Without his WASPy ex around to impress, and with the woman he thought below him now much higher, his taste for wine becomes an embarrassing excuse for common drunkenness. Which, of course, is the common denominator. Stripped of his pretentions, Miles confronts the vast depths of his sadness. It's no coincidence that when Payne's protagonists reach bottom they're not as discerning as they once were-they'll grab whatever lifeline they find. They're desperate, and they're no longer hiding it. And almost instantly, they're likeable. After playing nebbishy art-slobs for the past few years in films like Storytelling and American Splendor, Giamatti isn't exactly stretching here, but his performance is deeply affecting. On his awkwardly bearded, wantonly blushing face, he registers at least eleven kinds of loneliness.

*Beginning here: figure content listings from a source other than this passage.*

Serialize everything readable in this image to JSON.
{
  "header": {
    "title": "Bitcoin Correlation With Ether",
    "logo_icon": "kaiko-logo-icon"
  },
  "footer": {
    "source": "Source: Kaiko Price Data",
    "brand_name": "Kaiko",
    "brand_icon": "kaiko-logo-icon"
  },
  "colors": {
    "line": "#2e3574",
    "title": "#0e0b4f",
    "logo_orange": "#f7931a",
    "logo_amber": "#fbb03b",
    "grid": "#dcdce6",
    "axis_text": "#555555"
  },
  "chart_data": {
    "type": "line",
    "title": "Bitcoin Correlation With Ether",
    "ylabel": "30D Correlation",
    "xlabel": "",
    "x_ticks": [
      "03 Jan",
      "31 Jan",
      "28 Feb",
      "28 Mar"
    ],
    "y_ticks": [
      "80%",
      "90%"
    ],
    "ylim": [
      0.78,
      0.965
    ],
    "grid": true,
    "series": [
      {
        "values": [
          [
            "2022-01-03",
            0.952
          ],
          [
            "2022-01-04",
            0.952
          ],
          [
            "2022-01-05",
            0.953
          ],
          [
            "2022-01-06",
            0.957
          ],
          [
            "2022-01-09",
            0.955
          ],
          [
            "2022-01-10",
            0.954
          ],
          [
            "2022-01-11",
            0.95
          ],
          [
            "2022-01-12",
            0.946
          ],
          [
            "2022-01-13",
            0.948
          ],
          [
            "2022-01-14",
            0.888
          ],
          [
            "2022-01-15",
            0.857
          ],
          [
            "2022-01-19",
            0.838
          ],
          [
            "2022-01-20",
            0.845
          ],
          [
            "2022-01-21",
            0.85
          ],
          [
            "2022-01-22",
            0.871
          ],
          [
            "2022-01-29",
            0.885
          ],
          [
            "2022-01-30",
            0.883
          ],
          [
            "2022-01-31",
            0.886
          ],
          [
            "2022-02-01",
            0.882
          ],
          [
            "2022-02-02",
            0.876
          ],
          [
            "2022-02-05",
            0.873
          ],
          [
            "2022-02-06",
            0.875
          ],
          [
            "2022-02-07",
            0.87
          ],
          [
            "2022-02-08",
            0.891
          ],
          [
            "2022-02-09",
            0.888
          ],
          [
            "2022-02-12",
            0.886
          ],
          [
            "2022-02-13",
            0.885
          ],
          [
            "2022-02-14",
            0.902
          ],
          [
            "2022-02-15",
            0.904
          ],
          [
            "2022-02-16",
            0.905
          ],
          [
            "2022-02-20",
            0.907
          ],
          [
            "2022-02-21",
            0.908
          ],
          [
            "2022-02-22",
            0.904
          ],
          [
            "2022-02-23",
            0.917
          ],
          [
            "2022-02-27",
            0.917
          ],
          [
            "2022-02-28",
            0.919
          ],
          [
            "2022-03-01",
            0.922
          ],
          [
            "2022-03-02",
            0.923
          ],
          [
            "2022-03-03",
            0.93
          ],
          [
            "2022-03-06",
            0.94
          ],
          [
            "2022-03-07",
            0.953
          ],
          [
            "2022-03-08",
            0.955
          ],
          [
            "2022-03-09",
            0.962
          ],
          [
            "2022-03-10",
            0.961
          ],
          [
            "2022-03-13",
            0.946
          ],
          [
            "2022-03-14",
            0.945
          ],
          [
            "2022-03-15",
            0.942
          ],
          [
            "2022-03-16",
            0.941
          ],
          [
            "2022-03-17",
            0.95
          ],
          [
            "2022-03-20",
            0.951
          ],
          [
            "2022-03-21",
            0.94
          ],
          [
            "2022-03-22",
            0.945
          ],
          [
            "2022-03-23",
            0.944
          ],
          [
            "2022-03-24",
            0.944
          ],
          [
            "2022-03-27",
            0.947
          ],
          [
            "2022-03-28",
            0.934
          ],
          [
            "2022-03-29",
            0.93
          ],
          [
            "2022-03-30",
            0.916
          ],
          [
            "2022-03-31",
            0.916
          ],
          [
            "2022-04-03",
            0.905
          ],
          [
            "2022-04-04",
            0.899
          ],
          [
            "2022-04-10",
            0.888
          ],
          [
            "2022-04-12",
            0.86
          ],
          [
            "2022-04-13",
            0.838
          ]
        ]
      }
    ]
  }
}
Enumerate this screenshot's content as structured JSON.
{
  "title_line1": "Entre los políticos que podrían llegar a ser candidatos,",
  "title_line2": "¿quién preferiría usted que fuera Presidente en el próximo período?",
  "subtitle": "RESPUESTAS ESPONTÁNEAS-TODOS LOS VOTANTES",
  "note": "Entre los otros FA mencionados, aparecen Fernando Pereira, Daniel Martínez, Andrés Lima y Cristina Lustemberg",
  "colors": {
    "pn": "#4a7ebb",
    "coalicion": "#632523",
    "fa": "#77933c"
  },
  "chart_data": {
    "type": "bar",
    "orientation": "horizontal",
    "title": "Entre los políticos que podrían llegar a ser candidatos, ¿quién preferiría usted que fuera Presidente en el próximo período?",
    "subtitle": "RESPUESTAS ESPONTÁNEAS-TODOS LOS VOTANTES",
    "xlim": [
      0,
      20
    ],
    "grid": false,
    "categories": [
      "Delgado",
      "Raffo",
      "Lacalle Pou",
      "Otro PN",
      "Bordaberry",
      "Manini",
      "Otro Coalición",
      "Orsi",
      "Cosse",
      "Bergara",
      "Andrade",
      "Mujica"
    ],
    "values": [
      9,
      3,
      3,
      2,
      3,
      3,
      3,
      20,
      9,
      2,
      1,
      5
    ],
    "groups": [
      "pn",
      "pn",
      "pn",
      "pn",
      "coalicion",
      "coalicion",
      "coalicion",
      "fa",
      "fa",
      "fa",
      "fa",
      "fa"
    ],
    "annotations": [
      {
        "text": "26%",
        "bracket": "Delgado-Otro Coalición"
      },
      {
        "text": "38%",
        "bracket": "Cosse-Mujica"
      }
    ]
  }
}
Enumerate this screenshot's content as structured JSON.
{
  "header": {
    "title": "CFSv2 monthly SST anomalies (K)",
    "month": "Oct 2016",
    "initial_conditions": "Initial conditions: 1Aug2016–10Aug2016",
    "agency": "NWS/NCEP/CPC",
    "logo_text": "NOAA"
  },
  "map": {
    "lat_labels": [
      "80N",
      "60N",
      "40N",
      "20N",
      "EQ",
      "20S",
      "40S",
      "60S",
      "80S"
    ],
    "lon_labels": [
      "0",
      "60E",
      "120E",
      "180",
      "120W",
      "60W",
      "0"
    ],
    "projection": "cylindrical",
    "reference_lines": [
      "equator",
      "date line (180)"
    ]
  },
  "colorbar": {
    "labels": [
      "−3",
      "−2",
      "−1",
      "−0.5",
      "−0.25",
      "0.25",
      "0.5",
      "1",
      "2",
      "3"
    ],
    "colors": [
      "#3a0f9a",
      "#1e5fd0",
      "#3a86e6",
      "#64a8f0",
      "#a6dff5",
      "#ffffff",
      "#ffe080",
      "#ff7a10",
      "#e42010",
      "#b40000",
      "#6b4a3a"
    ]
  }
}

After stringing her along for a week, Jack gets his comeuppance from the wine pourer, only to pick up another waitress and this also ends badly. Despite his own disintegration, Miles keeps bailing him out. Never far removed from the collegiate genesis of their unlikely friendship, they obviously care for each other but they're also going through the motions. Does it end like this, circling back to where it began, roommates more at home in other places? Payne figures that we've spent enough time with them to figure it out for ourselves.

The penultimate scene is a knockout. Ditching Jack's wedding after a humiliating conversation with his ex, Miles fetches a prized pinot that he'd been privately aging and saving for a watershed occasion. Still in his tuxedo, under the harsh fluorescent lights of a fast-food restaurant, he swigs from the bottle and eats a burger wrapped in paper. High and low, swirling around on the same palette. From the look on his face, Miles doesn't seem bothered by the taste. It's a watershed occasion after all.